Durant nos parties en ligne, nos amis de la presse mondiale jouaient le jeu et les participants cherchaient à éviter le contact. Mais comme chacun le sait, il faudra attendre l’arrivée des joueurs pour savoir si les parties en ligne ne seront pas gâchées par des nigauds en manque de tôle froissée. En cas d’accrochage, une simple pression sur le d-pad envoie un petit mot d’excuse. Faute avouée à demi pardonnée, non ? Grâce au replay, il est théoriquement possible de regarder la trajectoire du top player afin de s’inspirer de son pilotage, mais un bug nous a empêché de vérifier tout ça. En outre, les données de réglage des voitures des concurrents ne sont pas accessibles.
Pendant notre test, les serveurs n’ont montré aucun signe de fatigue, quand bien même certaines voitures auraient des mouvements peu naturels et se téléporteraient parfois d’un ou de deux mètres. Comme d’habitude, la qualité du jeu en ligne dépendra de votre connexion et de celle de vos concurrents. Dans son aspect strictement communautaire, le titre de Turn 10 possède un mode photo complet, de quoi créer et partager ses livrées ainsi que ses réglages pour les bolides acquis. De l’habituel pour un Forza. Dans les petits plus, nous apprécions qu'un pilotage automatique s'active quand le joueur met en pause lorsqu'il est en ligne. Cela permet de régler une situation urgente dans la vraie vie sans devoir obligatoirement finir dans le talus ou quitter l'épreuve. Attention, si le jeu 100 % déconnecté d’Internet est bien autorisé, ce dernier se cantonne au mode course libre. En d’autres termes, si vous souhaitez avancer dans la campagne solo, il faudra impérativement être connecté.
Conclusion
Points forts
- Les sensations de conduite, très bonnes
- Une tonne de paramètres et aides pour convenir à tout le monde
- Cycle jour-nuit et météo dynamique (aux effets variés) sur toutes les pistes
- 500 véhicules à améliorer jusque dans leurs moindres détails
- Beau et fluide, avec du ray tracing même en 60fps
- Bruitages et sonorisation exceptionnels
- IA qui prend le relai à plusieurs quand on met en pause (mode autonome)

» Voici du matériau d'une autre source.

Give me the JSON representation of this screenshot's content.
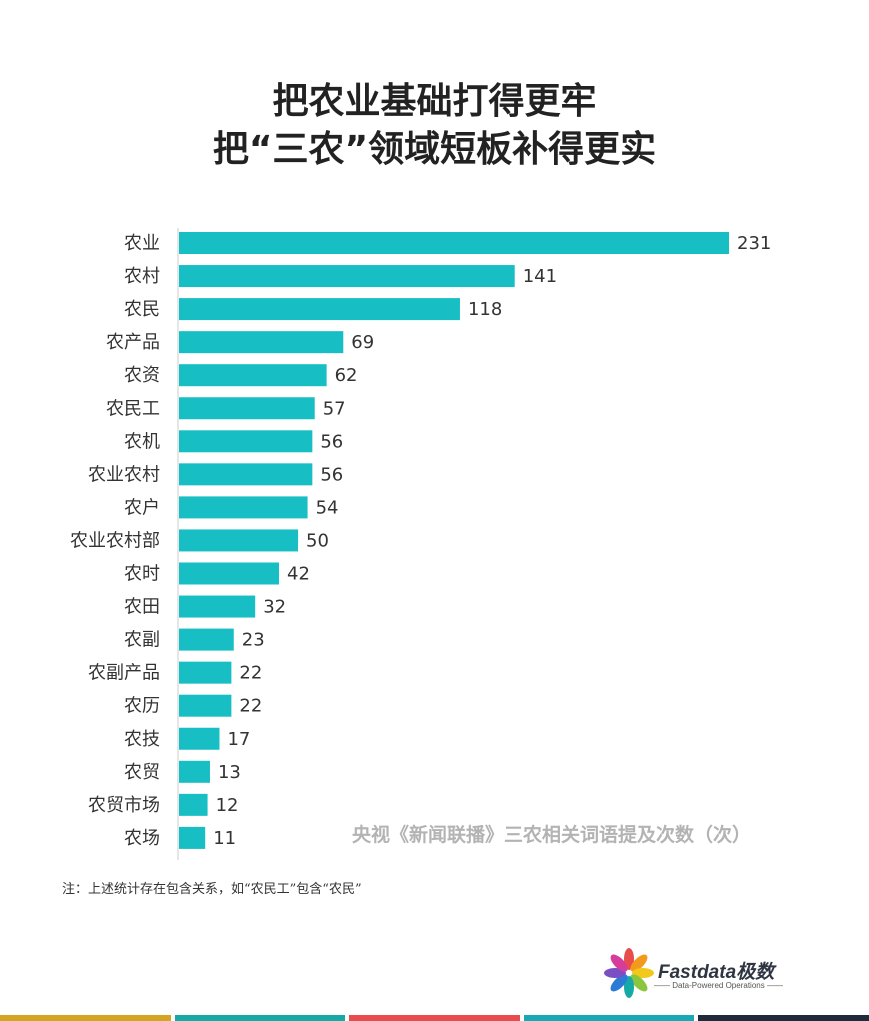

- Multi en ligne réussi et 100 % personnalisable
- Un mode photo, un éditeur de livrées, des dégâts visibles…
Points faibles
- La progression dans la campagne trop à l’ancienne… et avec connexion obligatoire !
- Austère dans sa présentation générale (menus, chargements réguliers, absence de musiques en course, etc.)
- 20 circuits seulement, avec des absences remarquées (pistes urbaines)
- L’amélioration de pièces qui se débloque avec de l’XP est inutilement contraignante
- Pas de multijoueur en écran partagé
Note de la rédaction
Avec ce Forza Motorsport édition 2023, Turn 10 remet les compteurs à zéro et livre un jeu de course automobile disposant d’un châssis en titane capable de porter la licence pendant plusieurs années. Beau, fluide, offrant de très bonnes sensations "simcade" de conduite, il propose les modes qu’il faut avec les paramètres nécessaires pour satisfaire presque tout le monde. À la fois ultra permissif (dans son challenge) et restrictif (dans les améliorations à débloquer), ce reboot se cherche un peu. Visant un très large public grâce à ses nombreuses options, il n’en demeure pas moins dédié aux férus de jolis bolides, ceux qui sont capables de passer outre son aspect définitivement austère (et l'absence de circuits urbains) pour se laisser happer par les joies de la compétition motorisée, en solo comme en ligne. Du beau boulot.